You do get paid.  In ways that are far richer than you might think.

So if you're one of those people of a certain age whose reckless days are maybe behind you;  if you need to go and get that 50 year old check-up and don't have the kind of health care plan that will do you much good; if you know someone who needs help, be it liver or kidney donation perhaps, or better still even if you don't... I can tell you there are a lot of souls waiting for help...  then I offer you this phone number:  1-412-647-5800.

When you call the Thomas E. Starzl Transplant Clinic, you get one of those messages about pressing 1 or pressing 2, but all you have to do is wait it out.  They don't have an option for "Person who wants to donate a kidney."  So you wait it out and a real person answers and you tell 'em you'd like to become a living donor.

When you meet Mary Gorinski or one of the other donor coordinators, you will be better for the experience and, likely, so will someone else.


  1. Okay Shawn, you made me cry.

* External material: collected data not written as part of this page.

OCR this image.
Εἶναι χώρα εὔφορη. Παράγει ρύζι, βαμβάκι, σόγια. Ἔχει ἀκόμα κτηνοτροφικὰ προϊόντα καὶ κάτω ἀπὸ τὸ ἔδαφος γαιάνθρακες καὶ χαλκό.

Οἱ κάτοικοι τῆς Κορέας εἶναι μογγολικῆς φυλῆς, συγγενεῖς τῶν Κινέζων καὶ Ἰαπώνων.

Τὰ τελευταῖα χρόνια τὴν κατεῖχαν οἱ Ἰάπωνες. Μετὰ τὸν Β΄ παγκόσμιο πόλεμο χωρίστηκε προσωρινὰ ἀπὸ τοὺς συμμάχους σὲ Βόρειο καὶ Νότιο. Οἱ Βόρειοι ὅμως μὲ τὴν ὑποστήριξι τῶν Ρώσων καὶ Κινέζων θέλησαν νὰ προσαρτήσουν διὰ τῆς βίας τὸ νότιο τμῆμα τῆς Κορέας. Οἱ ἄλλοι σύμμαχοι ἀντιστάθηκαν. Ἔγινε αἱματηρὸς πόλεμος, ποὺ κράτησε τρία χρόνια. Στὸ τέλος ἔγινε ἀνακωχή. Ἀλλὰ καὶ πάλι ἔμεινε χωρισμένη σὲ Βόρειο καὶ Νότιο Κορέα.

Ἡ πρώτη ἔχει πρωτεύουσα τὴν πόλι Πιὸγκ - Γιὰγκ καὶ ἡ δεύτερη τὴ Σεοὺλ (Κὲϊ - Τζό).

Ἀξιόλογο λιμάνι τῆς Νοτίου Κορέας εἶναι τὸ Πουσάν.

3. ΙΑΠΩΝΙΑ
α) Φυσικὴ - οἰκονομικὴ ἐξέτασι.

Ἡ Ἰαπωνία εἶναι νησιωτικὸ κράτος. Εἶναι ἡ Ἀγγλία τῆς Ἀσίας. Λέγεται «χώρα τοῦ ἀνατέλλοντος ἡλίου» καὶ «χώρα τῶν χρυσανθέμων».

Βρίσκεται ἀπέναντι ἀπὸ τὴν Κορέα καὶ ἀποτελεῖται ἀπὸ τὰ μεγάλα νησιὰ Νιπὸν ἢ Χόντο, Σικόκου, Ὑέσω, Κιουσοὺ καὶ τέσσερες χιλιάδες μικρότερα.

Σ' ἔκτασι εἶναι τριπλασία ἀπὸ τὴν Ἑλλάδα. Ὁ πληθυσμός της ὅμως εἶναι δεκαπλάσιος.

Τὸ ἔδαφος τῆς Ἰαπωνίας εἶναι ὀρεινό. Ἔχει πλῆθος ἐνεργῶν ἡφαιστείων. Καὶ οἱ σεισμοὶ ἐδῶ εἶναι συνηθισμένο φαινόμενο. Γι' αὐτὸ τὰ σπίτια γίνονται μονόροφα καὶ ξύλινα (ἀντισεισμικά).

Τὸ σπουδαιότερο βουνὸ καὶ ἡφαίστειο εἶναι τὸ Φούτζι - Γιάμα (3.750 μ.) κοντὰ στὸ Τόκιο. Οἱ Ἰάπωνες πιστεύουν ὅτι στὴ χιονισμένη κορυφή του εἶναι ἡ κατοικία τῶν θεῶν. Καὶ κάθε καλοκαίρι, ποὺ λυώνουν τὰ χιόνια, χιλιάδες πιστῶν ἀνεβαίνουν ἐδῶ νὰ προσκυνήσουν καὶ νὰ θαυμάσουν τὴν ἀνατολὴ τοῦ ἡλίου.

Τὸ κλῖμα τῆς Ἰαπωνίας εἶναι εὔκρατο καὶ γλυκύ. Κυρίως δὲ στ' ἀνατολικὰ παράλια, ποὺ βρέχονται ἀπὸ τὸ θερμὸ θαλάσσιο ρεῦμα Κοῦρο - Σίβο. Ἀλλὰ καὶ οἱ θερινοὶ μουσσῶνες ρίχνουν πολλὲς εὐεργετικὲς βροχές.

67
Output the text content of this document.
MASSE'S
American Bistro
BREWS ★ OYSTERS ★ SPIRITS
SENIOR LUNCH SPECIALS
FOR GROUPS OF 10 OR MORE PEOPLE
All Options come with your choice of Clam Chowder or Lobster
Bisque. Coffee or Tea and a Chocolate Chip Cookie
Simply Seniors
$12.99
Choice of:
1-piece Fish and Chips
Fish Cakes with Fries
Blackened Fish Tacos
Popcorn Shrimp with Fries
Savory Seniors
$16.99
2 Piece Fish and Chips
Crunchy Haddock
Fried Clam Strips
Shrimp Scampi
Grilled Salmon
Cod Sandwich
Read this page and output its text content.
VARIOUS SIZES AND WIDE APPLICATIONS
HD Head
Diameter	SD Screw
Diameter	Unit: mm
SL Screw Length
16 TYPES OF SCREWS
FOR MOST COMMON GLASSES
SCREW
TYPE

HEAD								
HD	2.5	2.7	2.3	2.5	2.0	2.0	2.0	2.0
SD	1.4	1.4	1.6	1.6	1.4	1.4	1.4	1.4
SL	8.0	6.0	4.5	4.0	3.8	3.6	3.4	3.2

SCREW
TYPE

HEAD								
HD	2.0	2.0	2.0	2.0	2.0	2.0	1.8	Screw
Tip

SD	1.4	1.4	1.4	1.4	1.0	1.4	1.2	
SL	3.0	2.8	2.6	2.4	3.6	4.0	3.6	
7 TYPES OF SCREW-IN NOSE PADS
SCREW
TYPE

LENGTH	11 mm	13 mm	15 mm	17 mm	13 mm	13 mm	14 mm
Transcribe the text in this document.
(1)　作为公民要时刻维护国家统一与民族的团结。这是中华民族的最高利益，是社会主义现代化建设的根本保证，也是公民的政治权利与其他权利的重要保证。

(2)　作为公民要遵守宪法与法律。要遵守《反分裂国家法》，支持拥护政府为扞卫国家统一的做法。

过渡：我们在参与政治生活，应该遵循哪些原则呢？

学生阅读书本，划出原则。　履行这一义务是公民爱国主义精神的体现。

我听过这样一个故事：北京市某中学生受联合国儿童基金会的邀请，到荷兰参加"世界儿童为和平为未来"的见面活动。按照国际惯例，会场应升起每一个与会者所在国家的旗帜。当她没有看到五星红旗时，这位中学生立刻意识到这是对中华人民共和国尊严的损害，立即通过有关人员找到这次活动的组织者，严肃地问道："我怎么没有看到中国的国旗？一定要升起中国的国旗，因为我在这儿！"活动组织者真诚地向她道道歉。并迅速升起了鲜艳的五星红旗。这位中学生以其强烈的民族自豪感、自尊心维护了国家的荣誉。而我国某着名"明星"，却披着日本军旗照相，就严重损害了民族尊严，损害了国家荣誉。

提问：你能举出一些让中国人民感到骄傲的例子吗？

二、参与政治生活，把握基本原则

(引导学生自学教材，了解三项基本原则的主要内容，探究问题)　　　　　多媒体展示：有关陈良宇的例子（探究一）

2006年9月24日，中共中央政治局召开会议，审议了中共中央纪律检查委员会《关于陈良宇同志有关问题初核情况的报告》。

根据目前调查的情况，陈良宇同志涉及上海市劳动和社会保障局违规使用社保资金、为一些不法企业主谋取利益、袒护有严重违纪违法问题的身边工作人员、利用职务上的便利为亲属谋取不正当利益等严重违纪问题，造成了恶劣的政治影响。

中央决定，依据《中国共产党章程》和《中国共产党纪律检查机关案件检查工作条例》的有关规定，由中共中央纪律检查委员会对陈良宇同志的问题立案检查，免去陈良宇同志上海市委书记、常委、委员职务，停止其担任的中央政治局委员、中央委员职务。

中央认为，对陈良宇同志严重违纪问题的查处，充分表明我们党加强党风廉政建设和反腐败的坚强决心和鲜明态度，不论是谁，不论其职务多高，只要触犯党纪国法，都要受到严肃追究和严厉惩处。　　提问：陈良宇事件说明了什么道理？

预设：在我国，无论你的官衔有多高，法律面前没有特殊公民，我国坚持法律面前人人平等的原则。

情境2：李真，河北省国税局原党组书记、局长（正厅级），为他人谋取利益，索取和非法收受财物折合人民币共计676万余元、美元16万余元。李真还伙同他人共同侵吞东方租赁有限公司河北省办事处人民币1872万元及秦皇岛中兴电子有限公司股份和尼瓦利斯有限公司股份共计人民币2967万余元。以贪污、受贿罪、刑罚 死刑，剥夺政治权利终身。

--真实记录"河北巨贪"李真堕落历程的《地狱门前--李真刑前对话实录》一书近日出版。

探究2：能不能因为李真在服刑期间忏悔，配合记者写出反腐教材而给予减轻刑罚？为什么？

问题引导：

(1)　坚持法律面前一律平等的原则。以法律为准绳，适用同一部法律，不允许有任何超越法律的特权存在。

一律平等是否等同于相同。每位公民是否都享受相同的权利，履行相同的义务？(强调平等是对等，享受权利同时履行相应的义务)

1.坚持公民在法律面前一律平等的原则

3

Very well written. Your life will be more blessed because you gave this gift to your brother. I am blessed to have met you at the Family House in September 2013.

  2. Yeah, you made me cry, too. Kerrie and I were wondering how you were doing. I'm glad that it's over and that you and Chuck are doing well. I know what you mean about a moral compulsion to help. I've felt that way, too. However, for me it's been not nearly as important as donating an organ.